From the first report on hierarchical cluster analysis of gene expression patterns [18], gene expression patterns have been analyzed in correlation with gene functions. However, this kind of analysis has problems. Because there are too many terms or keywords representing functional categories, the identified correlation may be selected by chance. A more serious problem is that there are no good statistical evaluation methods for conventional cluster analysis such as hierarchical, k-means, and SOM. Because most studies use these methods, expression patterns identified by clusters are without statistical evaluation. Model-based cluster analysis offers grouping of genes with statistical assessment [9], but such grouping is usually conservative, and may not identify small clusters with biological importance.
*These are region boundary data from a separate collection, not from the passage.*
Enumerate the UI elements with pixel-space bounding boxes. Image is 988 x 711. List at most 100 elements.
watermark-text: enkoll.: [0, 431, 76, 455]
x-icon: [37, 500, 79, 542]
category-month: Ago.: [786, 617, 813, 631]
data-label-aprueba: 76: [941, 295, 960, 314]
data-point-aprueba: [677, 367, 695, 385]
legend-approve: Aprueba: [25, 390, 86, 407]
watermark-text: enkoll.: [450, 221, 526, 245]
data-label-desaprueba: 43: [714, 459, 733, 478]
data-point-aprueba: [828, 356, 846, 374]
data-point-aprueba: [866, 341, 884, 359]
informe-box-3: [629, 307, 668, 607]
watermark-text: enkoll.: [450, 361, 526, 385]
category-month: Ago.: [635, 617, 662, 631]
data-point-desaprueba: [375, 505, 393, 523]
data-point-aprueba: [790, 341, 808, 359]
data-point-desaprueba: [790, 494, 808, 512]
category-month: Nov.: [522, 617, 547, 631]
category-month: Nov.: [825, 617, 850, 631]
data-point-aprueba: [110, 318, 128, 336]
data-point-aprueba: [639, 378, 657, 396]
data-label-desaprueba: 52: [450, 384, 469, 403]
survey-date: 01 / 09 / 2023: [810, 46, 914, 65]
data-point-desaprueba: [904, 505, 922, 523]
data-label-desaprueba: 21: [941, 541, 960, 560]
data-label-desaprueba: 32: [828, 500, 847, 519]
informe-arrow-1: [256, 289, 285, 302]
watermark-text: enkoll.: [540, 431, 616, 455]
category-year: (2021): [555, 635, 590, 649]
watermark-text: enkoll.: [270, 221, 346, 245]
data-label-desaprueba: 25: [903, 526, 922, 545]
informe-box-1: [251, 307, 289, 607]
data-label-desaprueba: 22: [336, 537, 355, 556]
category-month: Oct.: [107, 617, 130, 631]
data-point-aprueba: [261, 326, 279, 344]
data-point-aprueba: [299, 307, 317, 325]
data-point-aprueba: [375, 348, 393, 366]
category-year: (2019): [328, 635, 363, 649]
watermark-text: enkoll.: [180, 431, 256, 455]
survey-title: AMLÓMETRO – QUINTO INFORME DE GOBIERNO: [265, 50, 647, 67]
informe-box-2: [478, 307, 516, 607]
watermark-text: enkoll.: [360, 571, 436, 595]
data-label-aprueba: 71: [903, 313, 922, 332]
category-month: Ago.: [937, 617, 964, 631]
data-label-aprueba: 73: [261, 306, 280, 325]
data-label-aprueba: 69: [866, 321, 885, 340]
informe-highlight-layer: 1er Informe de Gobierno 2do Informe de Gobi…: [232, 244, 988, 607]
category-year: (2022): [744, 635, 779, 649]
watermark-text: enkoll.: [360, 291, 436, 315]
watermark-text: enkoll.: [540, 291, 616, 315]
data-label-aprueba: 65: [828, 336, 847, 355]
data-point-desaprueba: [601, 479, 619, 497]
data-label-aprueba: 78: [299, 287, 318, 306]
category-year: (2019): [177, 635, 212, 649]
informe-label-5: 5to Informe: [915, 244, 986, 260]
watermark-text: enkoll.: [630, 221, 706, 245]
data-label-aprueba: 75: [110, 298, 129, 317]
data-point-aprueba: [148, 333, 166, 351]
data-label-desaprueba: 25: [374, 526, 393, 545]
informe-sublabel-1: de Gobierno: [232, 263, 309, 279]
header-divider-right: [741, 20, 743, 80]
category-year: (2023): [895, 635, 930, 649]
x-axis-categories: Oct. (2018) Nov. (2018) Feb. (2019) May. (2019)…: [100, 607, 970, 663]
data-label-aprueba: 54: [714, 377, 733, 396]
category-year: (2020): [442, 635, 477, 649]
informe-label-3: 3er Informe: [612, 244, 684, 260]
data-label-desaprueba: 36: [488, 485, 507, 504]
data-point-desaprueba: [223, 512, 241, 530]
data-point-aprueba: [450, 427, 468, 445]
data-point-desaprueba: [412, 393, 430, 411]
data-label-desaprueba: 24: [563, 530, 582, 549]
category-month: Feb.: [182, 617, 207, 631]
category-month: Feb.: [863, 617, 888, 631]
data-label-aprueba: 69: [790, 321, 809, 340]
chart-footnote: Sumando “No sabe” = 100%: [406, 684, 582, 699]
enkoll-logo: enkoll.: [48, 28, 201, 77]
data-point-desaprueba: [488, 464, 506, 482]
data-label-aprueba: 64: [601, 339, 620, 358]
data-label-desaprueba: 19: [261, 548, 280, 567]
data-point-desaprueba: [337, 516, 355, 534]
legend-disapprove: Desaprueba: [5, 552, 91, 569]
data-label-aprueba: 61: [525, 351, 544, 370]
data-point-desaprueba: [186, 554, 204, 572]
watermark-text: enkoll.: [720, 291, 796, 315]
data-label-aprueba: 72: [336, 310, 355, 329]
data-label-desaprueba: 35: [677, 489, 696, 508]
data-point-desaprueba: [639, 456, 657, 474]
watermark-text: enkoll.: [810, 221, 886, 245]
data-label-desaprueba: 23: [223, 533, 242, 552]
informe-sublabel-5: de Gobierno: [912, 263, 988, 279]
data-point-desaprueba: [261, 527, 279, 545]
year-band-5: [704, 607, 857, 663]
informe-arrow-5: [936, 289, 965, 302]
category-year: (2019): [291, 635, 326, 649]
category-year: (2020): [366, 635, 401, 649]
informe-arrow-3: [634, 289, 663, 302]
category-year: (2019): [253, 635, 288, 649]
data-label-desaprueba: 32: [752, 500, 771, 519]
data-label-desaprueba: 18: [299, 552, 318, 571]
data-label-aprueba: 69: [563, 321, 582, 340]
Consequently, this type of analysis may give hypothesis or suggestions for further studies, not a clear answer. In spite of these limitations, as demonstrated in our example, the analysis is useful to overview the data matrix.

In the above PC12 experiment, we selected genes by statistical criteria rather than clustering. We carefully designed experiments to select changes in gene expression only due to extended polyglutamine, and to eliminate those based on other factors. Eight out of eleven genes with expression patterns specific to the cell death process, exhibited functional activities for and against the cell death process. The high rate of finding functional genes suggests that such expression patterns are likely to be functionally correlated with the cell death. The main concern of this work is that the number of analyzed genes is too small for statistical evaluation.

Recently, two techniques for high-throughput cell transfection have appeared. One is reverse transfection [19] and the other is cell transfection array [20] using atelocollagen. These two techniques enable large-scale experiments of overexpression or suppression of genes (by siRNA). These techniques enable experimental analysis of the gene expression and function of genes, overcoming the limitations of small-scale studies. As commented recently in Nature [21], the majority of microarray data analysis is not statistically appropriate, and may have flaws. This implies that we need experimental methods to evaluate and utilize results obtained by gene expression profiling. High-throughput functional analysis should be one of the best methods for this purpose.